Het spanningsveld tussen de oude en de nieuwe fiscale cultuur

advertisement
GESCHILLEN // 16.08.2011
Het spanningsveld tussen de oude en de nieuwe fiscale
cultuur. overdreven criminalisering en te strenge
vervolging - een kentering?
Auteurs: Steven Vancolen
OVERDREVEN CRIMINALISERING?
In de fiscale wetboeken is er geen definitie terug te vinden van belastingontduiking. Ze bevatten wel telkens een
zogenaamde “catch all” – bepaling. Met één enkele bepaling wordt op die manier het ganse wetboek en zijn
uitvoeringsbesluiten strafbaar gesteld met gevangenisstraffen en met geldboetes of met één van deze straffen
alleen en dit “onverminderd de administratieve sancties ” (zie bv. art. 449 WIB 92, art. 73 W.BTW, art. 206 W.Reg.
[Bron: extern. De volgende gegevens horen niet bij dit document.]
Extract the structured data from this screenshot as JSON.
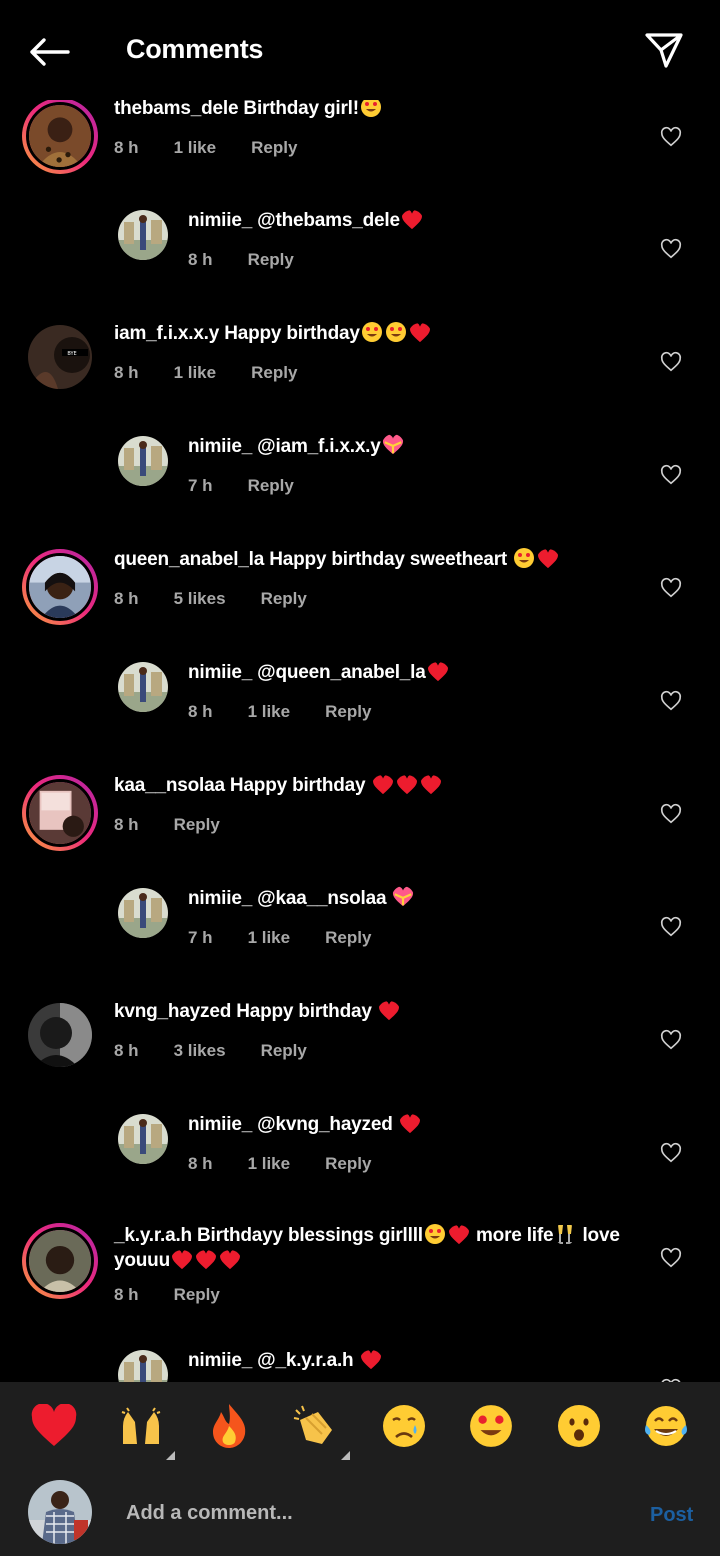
{
  "header": {
    "title": "Comments"
  },
  "comments": [
    {
      "user": "thebams_dele",
      "text": "Birthday girl!",
      "time": "8 h",
      "likes": "1 like",
      "reply": "Reply"
    },
    {
      "user": "nimiie_",
      "mention": "@thebams_dele",
      "time": "8 h",
      "likes": "",
      "reply": "Reply"
    },
    {
      "user": "iam_f.i.x.x.y",
      "text": "Happy birthday",
      "time": "8 h",
      "likes": "1 like",
      "reply": "Reply"
    },
    {
      "user": "nimiie_",
      "mention": "@iam_f.i.x.x.y",
      "time": "7 h",
      "likes": "",
      "reply": "Reply"
    },
    {
      "user": "queen_anabel_la",
      "text": "Happy birthday sweetheart",
      "time": "8 h",
      "likes": "5 likes",
      "reply": "Reply"
    },
    {
      "user": "nimiie_",
      "mention": "@queen_anabel_la",
      "time": "8 h",
      "likes": "1 like",
      "reply": "Reply"
    },
    {
      "user": "kaa__nsolaa",
      "text": "Happy birthday",
      "time": "8 h",
      "likes": "",
      "reply": "Reply"
    },
    {
      "user": "nimiie_",
      "mention": "@kaa__nsolaa",
      "time": "7 h",
      "likes": "1 like",
      "reply": "Reply"
    },
    {
      "user": "kvng_hayzed",
      "text": "Happy birthday",
      "time": "8 h",
      "likes": "3 likes",
      "reply": "Reply"
    },
    {
      "user": "nimiie_",
      "mention": "@kvng_hayzed",
      "time": "8 h",
      "likes": "1 like",
      "reply": "Reply"
    },
    {
      "user": "_k.y.r.a.h",
      "text": "Birthdayy blessings girllll",
      "text2": "more life",
      "text3": "love",
      "text4": "youuu",
      "time": "8 h",
      "likes": "",
      "reply": "Reply"
    },
    {
      "user": "nimiie_",
      "mention": "@_k.y.r.a.h"
    }
  ],
  "reactions": [
    "red-heart",
    "raising-hands",
    "fire",
    "clapping-hands",
    "crying-face",
    "heart-eyes-face",
    "surprised-face",
    "tears-of-joy-face"
  ],
  "input": {
    "placeholder": "Add a comment...",
    "post_label": "Post"
  },
  "colors": {
    "background": "#000000",
    "bar": "#1e1e1e",
    "meta_text": "#a8a8a8",
    "post_link": "#1c5fa0",
    "heart": "#ed1c2e"
  }
}
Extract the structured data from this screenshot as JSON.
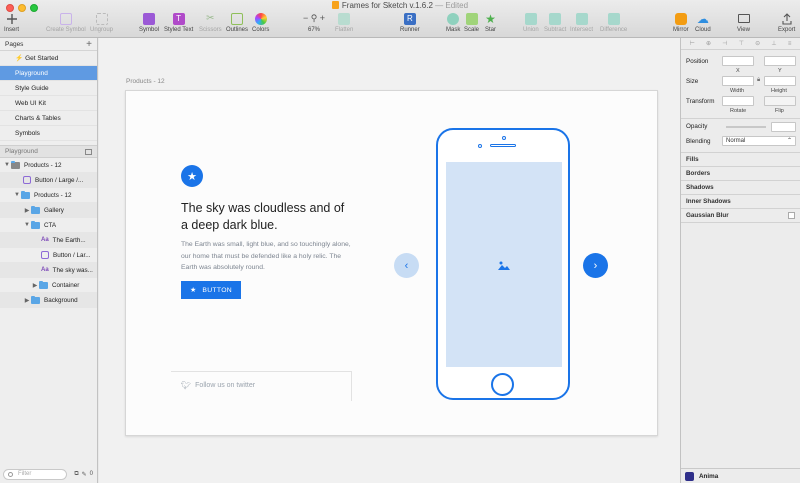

en art. 133 W.Reg.). Het Belgisch fiscaal recht is op die manier fundamenteel gepenaliseerd. Telkens de
fiscale wet wordt overtreden met een bedrieglijk opzet (zijnde bewust en met de bedoeling minder belasting te
betalen) pleegt men een strafrechtelijk gesanctioneerd misdrijf.
Belastingontduikingvalt te onderscheiden van belastingontwijking. Ingevolge de rechtspraak van het Hof
van Cassatie is belastingontwijking immers in principe toegelaten (de zogenaamde Brepolsleer). Partijen kunnen
met name gebruik makend van hun contractsvrijheid rechtshandelingen stellen met de bedoeling een voordeliger
belastingregime te genieten, mits zij alle gevolgen ervan aanvaarden en wanneer zij geen wettelijke bepalingen
schenden. Een werkzame belastingontwijking veronderstelt ondermeer dat men geen fiscale wetten of andere
wetten van openbare orde overtreedt en dat men ook rekening houdt met specifieke wetsbepalingen die het
belastingontwijkend effect van rechtshandelingen kunnen neutraliseren. Zo vereist artikel 344 §1 WIB 92 (de
zogenaamde anti-misbruikbepaling) het bewijs van rechtmatige of financiële economische behoeften wanneer
een kwalificatie door partijen van een akte de bedoeling heeft belasting te ontwijken. Een niet-werkzame
belastingontwijking kwalificeert slechts als een (strafbare) belasting ontduiking wanneer er sprake is van een
overtreding die met een bedrieglijk opzet is begaan. In hoofde van de administratie kan men evenwel een
zekere tendens ontwaren om een overtreding van een fiscale wet te aanzien als een zogenaamde
belastingfraude hoewel de intentie om belasting te ontduiken ontbreekt. Het gaat dan bijvoorbeeld over een
onachtzaamheid of een vergetelheid of nog het niet slagen in een bewijslast.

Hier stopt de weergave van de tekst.